Thence I sent a compliment to the Sheikh, and with it a man from the Bey, entreating that he would use all possible means to fish up some of my cases, and send me word, assuring him that he would not miss a handsome reward.

Promises and thanks were returned, but I never heard further of my instruments. All we recovered from the Arabs was a silver watch of Ellicot’s, its works taken out and broken to pieces, some pencils, and a Turkish leather small portfolio, in which was the sketch of the measure of Ptolometa; my pocket-book too was found, but my pencils were lost, being in a silver case, and so were all my astronomical observations since I came from Tunis.

There was lost my sextant and parallactic instrument, one timepiece, one reflecting telescope, and an acromatic one, a book with many drawings, a copy of M. de la Caille’s ‘Ephemerides,’ which I very much regretted, having a great many manuscript marginal notes, the small camera obscura, some guns and pistols, a blunderbuss and several other articles.

We found at Bengazi a small French sloop, the master of which had often been at Algiers when I was consul there. I had even, as he remembered, done him some little service, for which, contrary to the usage of that sort of folk, he was still very grateful. He had come there loaded with corn, and was going somewhere up the Archipelago or towards the Morea; the cargo he had brought was but a mite compared to the necessities of the place; it only relieved the soldiers for a time, and many people of all ages and sexes were still dying daily.

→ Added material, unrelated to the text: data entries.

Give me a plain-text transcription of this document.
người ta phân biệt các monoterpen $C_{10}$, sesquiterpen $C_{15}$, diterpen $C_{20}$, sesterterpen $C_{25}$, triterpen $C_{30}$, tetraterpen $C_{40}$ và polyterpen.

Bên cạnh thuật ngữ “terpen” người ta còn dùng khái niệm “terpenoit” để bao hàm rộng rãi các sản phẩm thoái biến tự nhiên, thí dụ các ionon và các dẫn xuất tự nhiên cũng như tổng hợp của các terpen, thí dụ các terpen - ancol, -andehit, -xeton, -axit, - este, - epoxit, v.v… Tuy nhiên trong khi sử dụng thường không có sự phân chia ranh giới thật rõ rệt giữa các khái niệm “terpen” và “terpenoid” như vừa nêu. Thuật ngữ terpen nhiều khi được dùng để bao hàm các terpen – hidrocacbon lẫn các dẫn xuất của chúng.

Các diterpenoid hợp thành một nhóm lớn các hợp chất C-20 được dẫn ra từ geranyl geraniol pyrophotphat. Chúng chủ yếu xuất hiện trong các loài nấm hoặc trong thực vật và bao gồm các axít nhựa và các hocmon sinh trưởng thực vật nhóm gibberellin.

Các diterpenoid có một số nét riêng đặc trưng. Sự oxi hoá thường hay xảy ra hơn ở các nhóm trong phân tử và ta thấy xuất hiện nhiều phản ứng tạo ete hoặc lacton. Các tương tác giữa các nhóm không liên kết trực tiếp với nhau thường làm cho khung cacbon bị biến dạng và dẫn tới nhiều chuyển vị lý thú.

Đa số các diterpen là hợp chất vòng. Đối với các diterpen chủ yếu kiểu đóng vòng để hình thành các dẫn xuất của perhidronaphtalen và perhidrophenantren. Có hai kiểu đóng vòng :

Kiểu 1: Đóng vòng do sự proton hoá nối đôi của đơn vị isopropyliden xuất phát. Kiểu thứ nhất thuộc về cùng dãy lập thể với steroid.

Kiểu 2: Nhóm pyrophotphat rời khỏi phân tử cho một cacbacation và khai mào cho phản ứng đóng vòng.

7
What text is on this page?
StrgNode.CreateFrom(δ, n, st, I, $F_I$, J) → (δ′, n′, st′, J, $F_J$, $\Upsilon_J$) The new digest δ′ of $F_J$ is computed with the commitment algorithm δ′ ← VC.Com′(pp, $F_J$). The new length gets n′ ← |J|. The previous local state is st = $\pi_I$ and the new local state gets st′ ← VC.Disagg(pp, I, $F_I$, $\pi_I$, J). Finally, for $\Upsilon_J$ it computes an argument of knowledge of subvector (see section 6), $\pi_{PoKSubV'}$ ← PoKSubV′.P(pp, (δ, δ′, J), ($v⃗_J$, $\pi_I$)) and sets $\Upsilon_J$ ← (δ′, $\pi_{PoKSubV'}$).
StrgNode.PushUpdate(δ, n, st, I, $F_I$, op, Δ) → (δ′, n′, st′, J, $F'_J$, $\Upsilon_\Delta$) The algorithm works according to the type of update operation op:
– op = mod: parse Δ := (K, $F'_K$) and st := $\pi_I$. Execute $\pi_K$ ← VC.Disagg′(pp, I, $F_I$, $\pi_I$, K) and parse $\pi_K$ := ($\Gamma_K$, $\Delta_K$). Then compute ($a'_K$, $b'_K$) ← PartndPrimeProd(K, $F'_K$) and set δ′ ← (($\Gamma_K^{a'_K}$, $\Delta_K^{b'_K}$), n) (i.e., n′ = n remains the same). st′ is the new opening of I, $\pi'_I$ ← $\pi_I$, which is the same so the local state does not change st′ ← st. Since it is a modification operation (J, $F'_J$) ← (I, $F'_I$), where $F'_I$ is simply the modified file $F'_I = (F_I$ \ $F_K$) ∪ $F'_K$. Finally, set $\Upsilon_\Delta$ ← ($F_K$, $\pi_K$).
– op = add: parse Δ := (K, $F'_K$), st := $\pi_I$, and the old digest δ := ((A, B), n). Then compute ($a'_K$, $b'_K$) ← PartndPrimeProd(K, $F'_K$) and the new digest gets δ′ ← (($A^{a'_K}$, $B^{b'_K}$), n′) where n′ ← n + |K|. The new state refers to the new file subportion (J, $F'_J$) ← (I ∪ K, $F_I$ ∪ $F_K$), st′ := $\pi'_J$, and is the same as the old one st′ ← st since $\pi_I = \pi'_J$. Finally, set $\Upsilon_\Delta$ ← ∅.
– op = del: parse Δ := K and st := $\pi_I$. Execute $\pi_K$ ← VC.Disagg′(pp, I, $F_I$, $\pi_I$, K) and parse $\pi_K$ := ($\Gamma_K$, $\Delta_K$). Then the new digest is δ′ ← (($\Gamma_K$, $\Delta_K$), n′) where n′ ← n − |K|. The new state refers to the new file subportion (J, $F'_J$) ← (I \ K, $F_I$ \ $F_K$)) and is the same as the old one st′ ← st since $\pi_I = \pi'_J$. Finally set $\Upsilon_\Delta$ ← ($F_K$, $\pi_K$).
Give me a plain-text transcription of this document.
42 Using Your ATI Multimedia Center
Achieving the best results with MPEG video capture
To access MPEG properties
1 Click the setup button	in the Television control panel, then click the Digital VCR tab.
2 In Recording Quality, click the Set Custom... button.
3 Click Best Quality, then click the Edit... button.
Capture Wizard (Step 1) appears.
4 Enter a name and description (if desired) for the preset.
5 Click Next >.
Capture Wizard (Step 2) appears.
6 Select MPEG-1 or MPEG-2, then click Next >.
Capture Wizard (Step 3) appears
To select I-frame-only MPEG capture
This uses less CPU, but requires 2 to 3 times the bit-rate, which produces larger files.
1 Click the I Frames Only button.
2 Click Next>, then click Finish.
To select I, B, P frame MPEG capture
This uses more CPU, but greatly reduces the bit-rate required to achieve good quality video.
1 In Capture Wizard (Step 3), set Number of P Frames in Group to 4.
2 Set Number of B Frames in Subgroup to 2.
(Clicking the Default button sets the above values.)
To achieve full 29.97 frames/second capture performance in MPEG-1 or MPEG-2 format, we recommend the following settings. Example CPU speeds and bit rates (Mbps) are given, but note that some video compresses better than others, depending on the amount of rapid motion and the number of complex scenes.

The harbour of Bengazi was full of fish, and we caught a great quantity of many excellent kinds every day with a small net. We fished, too, a multitude with the line, enough to have maintained a larger number of people than our family; we had vinegar and pepper, and some stores of onions. We had little bread, it is true; but still our industry kept us very far from starving. I endeavoured to instruct these wretches; gave them packthread and some coarse hooks, with which they could have subsisted easily with attention, and the smallest pains; but they would rather starve in multitudes, striving to pick up single grains of corn spilt upon the sand from the bursting of the sacks, or the inattention of the bearers unloading the vessels, than take pains to watch one hour with the floating tide for fish, where, after taking one, they were sure to be masters of multitudes till high water.

The captain of this small vessel lost no time; he had done his business well, and he was returning for another cargo, yet he offered me what part of his funds I needed with great frankness.

We sailed with a fair wind and in four or five days’ easy weather we landed at Canea, a small port on the western end of the island of Crete, where the French carry on a considerable trade in oil for their soap manufactories. I found myself ill there after the bathing I had got at Ptolometa, and not a bit better of the beating, signs of which I bore long afterwards.

It was one way of curing the whiteness of the skin, at which they were very much surprised, and though it did not confine me to the house, or hinder me from visiting that famous island, a violent pain in my side and down my back had taken away a great deal of my strength and activity. Sometimes I thought it was a muscular pain from cold or over-exertion; sometimes I thought it arose from a violent blow received from a stick while they were stripping me, as upon a change of weather I have felt it at times to this day.

Here ends Bruce’s narrative of his travels in the Barbary States; the remainder of his notes have reference to his excursions in Syria, especially to his visits to Baalbec and Palmyra. The drawings of Roman remains there are in no way inferior to those I have attempted to illustrate, but they do not come within the scope of the present work. These ruins have, moreover, been so fully described by other writers, and so frequently visited by the modern traveller, that they do not possess the freshness or interest attaching to the others, many of which are almost as little known at the present day as they were before Bruce’s visit a century ago.